Although one rarely sees paternosters anymore, modern life in the West would be unrecognizable if we did not have the elevator.  Our commercial and civic buildings would be considerably shorter, for one thing, as would many residential structures.  I suspect that we would also be thinner and healthier from all the walking we would have to do, and that the landscape would be more beautiful, dotted by trees and church or city hall spires, rather than by boring glass and concrete boxes dedicated to the worship of Mammon and Narcissus.

I wonder how many of us stop to think, when we board an elevator, that we are embarking on a risky journey.  We assume that the engineer has done his work properly in designing the elevator, and that the workers have done their job properly in installing it.  And we can see the certificates placed in the car by the local authorities, telling us that the car has been inspected and met the government-required safety standards satisfactorily.  In other words, we have every possible human assurance that the elevator ride we are about to take will bring us safely to our destination.

And yet, once we step inside that car, our lives are quite literally hanging by a thread.  It is a very large and strong thread, to be sure, but that steel cable is a thread nonetheless.  We are told by our fellow human beings that it is very unlikely that anything bad will happen to us, and yet they cannot absolutely promise us that this will be the case.

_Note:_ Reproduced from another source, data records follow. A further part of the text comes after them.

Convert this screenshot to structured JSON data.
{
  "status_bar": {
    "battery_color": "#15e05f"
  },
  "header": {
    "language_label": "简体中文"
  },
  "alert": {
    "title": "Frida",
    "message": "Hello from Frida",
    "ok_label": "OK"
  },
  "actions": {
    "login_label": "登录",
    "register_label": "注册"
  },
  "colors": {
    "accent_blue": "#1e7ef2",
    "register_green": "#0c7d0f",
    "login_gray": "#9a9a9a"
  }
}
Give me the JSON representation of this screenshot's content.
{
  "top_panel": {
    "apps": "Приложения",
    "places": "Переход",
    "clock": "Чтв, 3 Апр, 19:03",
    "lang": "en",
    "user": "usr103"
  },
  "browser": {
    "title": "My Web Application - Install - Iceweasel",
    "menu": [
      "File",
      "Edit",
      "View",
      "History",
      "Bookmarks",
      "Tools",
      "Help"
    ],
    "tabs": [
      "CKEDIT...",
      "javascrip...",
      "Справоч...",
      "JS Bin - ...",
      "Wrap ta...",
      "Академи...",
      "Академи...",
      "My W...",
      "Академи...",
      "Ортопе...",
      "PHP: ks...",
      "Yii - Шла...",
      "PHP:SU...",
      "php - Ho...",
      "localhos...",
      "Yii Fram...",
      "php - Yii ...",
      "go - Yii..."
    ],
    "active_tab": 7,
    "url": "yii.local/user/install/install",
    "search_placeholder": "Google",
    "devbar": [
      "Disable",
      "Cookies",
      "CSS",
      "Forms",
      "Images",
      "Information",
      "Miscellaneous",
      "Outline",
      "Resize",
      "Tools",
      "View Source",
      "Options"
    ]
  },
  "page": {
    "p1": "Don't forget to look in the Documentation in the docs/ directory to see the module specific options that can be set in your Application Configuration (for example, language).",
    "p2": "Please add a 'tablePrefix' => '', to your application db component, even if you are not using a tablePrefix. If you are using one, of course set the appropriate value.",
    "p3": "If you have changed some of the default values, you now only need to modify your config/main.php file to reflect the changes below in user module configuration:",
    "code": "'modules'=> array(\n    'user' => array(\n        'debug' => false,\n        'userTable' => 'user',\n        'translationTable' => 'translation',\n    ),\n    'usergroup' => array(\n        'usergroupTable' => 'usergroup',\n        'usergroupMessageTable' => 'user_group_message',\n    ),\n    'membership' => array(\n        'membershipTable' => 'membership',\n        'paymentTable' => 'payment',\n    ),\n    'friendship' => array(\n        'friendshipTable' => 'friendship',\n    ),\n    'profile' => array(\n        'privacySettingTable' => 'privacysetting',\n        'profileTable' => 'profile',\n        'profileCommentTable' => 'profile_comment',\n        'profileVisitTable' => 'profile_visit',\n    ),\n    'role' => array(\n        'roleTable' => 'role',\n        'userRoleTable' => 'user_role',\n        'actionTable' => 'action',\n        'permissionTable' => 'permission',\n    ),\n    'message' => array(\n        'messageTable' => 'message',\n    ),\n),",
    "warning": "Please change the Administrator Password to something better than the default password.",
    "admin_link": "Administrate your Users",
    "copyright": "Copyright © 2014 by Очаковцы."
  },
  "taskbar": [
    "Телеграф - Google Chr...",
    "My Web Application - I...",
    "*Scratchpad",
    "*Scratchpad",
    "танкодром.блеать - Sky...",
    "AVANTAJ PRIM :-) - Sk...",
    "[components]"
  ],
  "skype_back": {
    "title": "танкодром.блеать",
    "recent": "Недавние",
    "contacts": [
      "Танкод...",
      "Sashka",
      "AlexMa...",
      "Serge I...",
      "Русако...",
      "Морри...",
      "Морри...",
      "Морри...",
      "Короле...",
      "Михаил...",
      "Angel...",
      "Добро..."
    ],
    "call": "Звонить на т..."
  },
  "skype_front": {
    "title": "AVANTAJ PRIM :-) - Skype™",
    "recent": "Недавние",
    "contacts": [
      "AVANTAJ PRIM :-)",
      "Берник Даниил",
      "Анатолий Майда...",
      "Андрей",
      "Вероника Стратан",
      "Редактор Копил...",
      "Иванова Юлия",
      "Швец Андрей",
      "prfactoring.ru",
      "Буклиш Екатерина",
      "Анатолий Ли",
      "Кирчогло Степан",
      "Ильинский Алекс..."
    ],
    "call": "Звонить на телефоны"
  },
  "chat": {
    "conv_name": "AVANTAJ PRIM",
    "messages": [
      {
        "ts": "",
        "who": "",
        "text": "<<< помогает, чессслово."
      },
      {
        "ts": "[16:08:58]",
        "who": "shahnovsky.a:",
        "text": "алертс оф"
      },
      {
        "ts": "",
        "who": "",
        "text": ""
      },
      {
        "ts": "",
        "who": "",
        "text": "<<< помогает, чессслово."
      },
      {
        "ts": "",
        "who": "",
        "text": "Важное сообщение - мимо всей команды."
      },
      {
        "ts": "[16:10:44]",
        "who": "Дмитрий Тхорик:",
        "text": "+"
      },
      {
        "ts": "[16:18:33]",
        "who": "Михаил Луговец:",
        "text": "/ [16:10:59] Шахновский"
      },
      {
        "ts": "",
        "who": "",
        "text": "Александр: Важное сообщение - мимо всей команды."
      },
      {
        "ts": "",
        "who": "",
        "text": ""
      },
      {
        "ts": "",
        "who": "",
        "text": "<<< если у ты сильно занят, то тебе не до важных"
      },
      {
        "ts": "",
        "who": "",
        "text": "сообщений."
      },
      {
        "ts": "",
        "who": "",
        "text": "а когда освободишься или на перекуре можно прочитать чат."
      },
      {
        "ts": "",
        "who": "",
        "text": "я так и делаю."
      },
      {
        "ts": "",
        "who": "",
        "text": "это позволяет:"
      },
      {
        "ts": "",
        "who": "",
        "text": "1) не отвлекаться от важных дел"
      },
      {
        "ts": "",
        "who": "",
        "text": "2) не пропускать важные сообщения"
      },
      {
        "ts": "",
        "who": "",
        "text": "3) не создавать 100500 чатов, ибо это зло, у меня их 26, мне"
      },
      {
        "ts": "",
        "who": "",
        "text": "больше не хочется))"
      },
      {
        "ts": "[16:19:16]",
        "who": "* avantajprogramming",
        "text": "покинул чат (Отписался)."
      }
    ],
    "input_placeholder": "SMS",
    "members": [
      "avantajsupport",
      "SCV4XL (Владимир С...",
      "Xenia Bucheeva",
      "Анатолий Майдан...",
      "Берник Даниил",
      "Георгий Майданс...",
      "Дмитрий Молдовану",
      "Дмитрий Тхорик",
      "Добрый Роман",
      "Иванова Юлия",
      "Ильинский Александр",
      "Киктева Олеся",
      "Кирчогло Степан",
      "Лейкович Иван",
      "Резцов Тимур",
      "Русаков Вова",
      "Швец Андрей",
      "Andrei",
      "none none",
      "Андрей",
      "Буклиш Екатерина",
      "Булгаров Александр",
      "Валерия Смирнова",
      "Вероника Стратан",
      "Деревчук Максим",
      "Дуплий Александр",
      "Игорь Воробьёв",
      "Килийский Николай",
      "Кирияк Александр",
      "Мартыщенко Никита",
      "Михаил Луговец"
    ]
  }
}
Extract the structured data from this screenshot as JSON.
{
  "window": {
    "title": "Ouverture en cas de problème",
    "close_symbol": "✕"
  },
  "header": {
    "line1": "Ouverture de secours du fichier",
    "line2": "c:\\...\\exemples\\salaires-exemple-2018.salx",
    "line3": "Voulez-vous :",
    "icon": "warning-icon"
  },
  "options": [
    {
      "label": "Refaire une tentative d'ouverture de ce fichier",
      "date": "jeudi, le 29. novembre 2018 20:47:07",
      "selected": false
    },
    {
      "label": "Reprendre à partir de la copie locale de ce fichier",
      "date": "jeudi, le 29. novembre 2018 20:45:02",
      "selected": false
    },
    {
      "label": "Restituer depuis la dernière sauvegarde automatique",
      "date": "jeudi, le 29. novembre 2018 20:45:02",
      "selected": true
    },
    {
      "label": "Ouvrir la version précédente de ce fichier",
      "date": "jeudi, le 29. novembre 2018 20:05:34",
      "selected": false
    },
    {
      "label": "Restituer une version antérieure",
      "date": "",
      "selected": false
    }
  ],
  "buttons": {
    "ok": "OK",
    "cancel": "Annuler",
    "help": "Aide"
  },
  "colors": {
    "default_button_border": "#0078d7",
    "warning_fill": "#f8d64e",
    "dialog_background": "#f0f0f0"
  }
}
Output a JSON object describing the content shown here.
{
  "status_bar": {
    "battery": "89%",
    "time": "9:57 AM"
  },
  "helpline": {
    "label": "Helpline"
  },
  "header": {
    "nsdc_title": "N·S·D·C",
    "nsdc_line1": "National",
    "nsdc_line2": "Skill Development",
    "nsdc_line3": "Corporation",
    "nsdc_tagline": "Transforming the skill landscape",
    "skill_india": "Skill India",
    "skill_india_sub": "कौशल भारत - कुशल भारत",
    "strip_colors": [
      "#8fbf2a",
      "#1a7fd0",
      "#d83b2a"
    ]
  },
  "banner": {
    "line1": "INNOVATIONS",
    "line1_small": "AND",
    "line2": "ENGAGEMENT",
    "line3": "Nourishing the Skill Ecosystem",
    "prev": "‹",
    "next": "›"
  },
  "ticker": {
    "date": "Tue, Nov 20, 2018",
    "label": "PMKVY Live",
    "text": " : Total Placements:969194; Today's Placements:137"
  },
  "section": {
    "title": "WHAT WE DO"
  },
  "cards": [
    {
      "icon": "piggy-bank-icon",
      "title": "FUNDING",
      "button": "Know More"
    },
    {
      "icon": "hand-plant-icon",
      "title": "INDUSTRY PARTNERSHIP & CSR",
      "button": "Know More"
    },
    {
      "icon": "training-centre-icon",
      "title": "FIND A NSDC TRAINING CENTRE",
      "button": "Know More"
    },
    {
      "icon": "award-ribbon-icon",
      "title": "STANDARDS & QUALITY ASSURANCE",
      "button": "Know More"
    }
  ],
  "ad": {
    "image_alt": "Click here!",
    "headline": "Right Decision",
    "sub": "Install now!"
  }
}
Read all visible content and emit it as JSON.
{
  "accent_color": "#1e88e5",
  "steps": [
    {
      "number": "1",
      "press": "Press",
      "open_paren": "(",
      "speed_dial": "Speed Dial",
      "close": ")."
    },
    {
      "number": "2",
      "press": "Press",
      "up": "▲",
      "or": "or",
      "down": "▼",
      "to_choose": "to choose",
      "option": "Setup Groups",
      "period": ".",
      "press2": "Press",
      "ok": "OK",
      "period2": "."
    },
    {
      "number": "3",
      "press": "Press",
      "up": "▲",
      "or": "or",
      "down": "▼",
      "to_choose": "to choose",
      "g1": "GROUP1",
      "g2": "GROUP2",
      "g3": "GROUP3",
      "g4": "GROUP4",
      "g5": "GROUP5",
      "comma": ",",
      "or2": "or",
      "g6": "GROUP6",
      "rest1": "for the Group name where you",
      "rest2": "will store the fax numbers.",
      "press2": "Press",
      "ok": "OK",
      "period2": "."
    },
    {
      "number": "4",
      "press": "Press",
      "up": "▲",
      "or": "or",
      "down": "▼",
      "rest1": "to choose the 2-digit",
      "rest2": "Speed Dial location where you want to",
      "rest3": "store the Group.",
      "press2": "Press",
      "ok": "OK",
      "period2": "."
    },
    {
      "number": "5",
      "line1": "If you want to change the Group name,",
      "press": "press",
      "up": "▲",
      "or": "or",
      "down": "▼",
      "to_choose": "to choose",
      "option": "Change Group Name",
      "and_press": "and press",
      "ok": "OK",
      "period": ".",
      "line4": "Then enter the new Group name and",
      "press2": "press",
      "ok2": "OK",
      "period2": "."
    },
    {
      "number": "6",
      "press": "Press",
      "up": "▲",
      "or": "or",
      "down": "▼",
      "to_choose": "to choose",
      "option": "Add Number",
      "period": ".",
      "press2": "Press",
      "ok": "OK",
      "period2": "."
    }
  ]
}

I am not trying to create phobias for anyone, of course, since I have no doubt of the good work done by modern engineers to keep us safe.  Elevators are a necessary part of modern life in many instances, at least insofar as we have come to design our structures with them in mind.  Yet perhaps it would be a good practice for us, once in awhile at least, to say a prayer not only for our own safety when traveling in an elevator, but also for others who do so, and for the men and women who work to build and keep these devices safe.  As to what we ought to pray, at least for my Christian readers, saying an “Our Father” would seem to be entirely appropriate.